G-RAID, Time Machine, and Spotlight Headache

A few days ago, of course right before the “Money Back Guarantee” expired on our G-RAID 8TB Time Machine drive at work both my S3 and I were battling with a rather nasty pernicious bug that was plaguing this device on our new fancy Mac Pro Server running OSX Mountain Lion.

The problem was this, you plug the drive in, using Firewire 800 and Time Machine sees it and starts backing up files. That works just fine. After say 1TB of files get backed up Time Machine works gamely for about three or four hours and then the drive suddenly goes deaf. What I mean is that the drive is still connected, the icon is on the Desktop, but you can’t do anything with it. It gives you a fusillade of meaningless errors, vague ones like “Unspecified error with file system” and the like and Time Machine is stuck and can’t do anything at all with the drive. It’s not really a headache for us currently because the server is brand-spanking-new, but still, it’s a concern for us. You have to eject the drive, and not a plain eject either, but a Force Eject. When you move it to another computer and plug it in and do a fsck on the drive everything pans out fine. Everything is hunky-dory, journal is fine, structures are peachy, the works. So annoying.

So off to Google we go. Turns out there MIGHT be a bug in the “Turn off Hard Drives when possible” in the Energy Saver preference pane in System Preferences. This strikes me as a wee bit of bullshit, the drive should go to sleep and wake up elegantly like anything connected to a Mac should (and almost always does!) so, fine, turn that off. Testing. Ah, failed. So next stop was to try to irritate the drive with constant actions. To that end I created a script:

!/bin/bash

while true
do
touch /Volumes/G-RAID/keepalive
sleep 60
done

So what this script does is touch, which is a Unix command in the Mac that just runs out and accesses a file, it’s size is zero, it just runs the most basic of file operation on a drive. If you touch a file on a sleeping drive, it should wake it up. If the drive is counting down until it goes to sleep, this operation will reset that counter. Then the entire thing takes a nap for a minute and does it again, and it does it over and over forever.

We tried that, and still ended up with a failed Time Machine backup and a drive that’s gone deaf. The exact error you get in Time Machine is “com.apple.backupd: Error: (22) setxattr for key:com.apple.backupd.HostUUID … ” So, still no solution to our problems. We finally figured out what the silver bullet was, and it came from an unexpected source. We added the G-RAID drive to the Privacy pane of Spotlight in the System Preferences on the server and voilà! Magical solution!

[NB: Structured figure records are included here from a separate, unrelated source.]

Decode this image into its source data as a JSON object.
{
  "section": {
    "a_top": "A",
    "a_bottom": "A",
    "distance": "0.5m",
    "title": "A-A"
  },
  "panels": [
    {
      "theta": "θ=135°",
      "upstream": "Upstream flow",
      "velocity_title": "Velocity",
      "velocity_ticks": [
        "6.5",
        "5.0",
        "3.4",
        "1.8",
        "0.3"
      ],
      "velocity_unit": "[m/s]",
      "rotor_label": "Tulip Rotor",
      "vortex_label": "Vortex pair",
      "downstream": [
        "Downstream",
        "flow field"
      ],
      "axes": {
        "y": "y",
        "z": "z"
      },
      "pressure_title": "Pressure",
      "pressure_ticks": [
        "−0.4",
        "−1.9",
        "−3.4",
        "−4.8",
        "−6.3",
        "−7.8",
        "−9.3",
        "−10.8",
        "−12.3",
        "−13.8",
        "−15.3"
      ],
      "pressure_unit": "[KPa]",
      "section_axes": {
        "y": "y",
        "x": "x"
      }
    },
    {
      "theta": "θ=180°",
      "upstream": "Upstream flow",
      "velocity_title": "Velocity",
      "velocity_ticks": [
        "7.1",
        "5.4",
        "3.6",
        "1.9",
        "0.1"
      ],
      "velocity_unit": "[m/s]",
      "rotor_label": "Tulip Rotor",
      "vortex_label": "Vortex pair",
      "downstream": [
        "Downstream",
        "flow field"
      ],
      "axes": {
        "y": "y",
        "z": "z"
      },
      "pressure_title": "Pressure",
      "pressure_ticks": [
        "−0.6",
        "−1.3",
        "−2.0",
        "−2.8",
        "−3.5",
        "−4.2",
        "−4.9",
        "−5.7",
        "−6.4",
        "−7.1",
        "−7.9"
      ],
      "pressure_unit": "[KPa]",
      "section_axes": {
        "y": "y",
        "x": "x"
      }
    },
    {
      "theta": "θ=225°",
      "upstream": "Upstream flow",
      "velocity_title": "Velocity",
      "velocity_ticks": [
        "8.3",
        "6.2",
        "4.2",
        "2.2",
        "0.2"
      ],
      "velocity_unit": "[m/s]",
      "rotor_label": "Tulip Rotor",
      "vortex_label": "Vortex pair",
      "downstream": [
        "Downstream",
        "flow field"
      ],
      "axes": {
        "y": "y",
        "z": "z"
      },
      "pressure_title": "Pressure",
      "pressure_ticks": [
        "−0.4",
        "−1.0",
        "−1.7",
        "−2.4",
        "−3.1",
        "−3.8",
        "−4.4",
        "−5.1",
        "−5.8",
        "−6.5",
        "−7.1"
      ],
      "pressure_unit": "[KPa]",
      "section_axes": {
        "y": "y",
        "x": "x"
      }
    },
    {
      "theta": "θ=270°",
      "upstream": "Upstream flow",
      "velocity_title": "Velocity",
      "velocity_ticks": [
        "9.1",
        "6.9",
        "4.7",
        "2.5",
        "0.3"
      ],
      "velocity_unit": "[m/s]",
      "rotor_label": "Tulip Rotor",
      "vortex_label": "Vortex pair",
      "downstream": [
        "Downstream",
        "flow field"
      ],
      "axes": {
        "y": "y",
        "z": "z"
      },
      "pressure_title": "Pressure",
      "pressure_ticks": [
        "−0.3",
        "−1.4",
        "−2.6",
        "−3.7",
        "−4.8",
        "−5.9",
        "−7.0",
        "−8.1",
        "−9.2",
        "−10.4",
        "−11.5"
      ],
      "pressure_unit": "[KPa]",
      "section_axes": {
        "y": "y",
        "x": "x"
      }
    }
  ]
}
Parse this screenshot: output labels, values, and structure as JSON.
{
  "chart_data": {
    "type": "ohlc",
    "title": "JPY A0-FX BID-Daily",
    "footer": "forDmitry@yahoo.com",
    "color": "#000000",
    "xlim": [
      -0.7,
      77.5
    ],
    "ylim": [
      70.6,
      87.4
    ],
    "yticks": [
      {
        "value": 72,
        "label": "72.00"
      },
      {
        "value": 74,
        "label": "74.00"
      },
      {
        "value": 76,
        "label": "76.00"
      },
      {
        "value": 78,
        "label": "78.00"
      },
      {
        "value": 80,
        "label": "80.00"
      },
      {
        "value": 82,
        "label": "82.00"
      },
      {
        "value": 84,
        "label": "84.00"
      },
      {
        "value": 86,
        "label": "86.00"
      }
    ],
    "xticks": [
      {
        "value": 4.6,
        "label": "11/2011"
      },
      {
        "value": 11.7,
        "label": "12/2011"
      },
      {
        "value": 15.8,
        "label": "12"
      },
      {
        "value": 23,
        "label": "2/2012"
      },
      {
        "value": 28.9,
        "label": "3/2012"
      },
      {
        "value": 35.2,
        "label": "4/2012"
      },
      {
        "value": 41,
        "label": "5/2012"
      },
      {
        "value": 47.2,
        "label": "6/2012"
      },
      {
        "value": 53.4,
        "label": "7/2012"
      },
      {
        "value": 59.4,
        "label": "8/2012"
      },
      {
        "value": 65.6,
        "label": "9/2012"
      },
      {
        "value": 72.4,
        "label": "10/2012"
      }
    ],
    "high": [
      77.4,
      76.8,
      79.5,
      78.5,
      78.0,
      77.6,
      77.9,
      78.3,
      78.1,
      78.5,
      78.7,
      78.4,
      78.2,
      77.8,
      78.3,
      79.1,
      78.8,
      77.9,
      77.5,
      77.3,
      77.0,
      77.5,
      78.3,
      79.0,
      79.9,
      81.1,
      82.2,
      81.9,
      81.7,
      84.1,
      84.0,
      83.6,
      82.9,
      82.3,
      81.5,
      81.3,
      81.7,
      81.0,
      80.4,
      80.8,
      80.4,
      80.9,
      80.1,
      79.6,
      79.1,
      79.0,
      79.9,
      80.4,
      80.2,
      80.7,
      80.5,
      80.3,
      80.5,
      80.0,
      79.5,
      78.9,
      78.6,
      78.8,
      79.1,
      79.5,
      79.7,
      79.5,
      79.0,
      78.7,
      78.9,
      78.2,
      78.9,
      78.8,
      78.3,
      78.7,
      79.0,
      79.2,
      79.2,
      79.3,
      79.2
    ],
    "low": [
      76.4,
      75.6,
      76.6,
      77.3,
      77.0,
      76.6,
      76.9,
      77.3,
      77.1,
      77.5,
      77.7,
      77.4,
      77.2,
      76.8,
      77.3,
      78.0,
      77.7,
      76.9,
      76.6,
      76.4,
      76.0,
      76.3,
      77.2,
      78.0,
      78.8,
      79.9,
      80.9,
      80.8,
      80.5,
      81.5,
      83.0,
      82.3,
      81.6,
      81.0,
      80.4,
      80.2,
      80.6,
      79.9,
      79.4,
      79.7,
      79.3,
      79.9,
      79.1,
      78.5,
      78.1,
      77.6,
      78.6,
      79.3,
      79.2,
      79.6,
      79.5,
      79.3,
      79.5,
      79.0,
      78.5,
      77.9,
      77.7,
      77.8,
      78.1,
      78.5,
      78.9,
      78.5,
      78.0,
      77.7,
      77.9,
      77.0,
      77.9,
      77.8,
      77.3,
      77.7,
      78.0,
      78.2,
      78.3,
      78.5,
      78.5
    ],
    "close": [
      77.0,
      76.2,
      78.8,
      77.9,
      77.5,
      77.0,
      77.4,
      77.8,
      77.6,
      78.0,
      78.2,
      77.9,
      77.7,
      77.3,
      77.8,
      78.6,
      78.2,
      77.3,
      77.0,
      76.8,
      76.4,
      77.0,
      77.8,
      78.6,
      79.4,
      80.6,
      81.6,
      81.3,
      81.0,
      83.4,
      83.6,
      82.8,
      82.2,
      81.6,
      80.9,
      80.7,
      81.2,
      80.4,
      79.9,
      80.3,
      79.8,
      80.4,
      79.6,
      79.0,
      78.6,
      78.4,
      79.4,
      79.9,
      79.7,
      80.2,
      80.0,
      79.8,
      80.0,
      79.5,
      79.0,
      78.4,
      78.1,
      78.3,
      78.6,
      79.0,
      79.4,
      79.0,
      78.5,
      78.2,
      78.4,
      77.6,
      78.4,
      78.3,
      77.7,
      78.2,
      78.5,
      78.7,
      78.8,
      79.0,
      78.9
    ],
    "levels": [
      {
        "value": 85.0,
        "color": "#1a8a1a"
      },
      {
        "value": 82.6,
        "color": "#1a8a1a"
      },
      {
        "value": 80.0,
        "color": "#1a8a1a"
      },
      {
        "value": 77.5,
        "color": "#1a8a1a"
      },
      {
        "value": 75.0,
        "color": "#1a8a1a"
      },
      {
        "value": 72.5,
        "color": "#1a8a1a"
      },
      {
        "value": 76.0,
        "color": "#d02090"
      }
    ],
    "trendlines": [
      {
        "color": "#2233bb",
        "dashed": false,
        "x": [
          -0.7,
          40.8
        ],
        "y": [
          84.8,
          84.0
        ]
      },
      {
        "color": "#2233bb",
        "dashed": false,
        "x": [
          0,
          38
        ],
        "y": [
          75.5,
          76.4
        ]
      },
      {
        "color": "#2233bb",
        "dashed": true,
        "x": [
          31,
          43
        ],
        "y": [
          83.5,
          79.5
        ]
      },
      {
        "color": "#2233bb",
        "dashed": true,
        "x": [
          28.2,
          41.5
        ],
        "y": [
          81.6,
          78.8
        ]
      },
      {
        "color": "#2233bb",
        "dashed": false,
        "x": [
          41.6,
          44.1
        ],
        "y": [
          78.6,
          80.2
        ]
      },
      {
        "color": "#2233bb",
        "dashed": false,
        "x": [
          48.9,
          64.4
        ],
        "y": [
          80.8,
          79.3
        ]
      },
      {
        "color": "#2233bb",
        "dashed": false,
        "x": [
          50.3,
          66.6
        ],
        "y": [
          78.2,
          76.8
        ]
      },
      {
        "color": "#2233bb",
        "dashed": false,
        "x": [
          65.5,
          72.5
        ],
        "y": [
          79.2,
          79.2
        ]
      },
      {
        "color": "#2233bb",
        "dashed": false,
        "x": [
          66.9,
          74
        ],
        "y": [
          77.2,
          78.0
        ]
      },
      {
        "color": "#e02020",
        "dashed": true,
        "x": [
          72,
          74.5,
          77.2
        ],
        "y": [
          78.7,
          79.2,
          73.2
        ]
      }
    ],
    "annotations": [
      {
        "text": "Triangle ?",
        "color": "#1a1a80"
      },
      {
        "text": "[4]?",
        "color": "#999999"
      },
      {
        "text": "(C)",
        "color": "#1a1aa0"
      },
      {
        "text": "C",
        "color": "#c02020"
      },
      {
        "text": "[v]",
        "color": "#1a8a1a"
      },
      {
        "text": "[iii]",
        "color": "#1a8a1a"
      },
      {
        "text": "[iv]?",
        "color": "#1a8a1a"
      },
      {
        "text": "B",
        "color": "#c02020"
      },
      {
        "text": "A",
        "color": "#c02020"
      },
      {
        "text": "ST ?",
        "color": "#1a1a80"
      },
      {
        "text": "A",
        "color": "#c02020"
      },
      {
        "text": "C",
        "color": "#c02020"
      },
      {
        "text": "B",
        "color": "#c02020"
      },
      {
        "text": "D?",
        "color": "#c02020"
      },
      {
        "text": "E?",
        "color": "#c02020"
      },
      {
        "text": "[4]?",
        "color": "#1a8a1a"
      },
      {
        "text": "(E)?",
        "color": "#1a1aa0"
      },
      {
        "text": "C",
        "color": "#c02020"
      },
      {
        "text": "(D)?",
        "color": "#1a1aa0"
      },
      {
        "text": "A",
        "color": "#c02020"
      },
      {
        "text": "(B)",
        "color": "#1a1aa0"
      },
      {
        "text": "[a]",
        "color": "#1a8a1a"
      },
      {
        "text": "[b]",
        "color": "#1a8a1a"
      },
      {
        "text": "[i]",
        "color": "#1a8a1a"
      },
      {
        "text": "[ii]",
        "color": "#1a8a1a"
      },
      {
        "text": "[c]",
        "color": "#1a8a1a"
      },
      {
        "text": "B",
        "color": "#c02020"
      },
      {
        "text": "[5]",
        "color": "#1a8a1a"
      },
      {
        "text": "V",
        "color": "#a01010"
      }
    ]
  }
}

Since I did that, the drive has been working happily since I made the change, it’s been about a week. My working theory is that mds (which runs the Spotlight service) either locks a file or does something sneaky with this extended attribute on the HostUUID object and that, somehow, ruins access for the entire file system on that drive. It’s not that the file system is damaged, it’s just not working.

So, where’s the bug? Is it in mdsworker, mds itself, backupd (Time Machine), Firewire 800, the Firewire 800 cable, or the G-RAID drive? The answer is a definitive YES. Somewhere. Something is causing it and the only solution seems to keep mds’s muddy hands to itself and pester the drive every minute with a meaningless file operation via touch.

The upside is the damn thing works, so we’ll keep going with it until it stops working. I wish there was something clearer than this Error 22 from backupd to go on, but alas, this seems to be a valid workaround and frankly I don’t really need Spotlight to go futzing about on the drive anyways. There won’t be any searching done on it anyhow, just the indexing that Time Machine needs and that’s it.

I guess in the end, all’s well that ends well.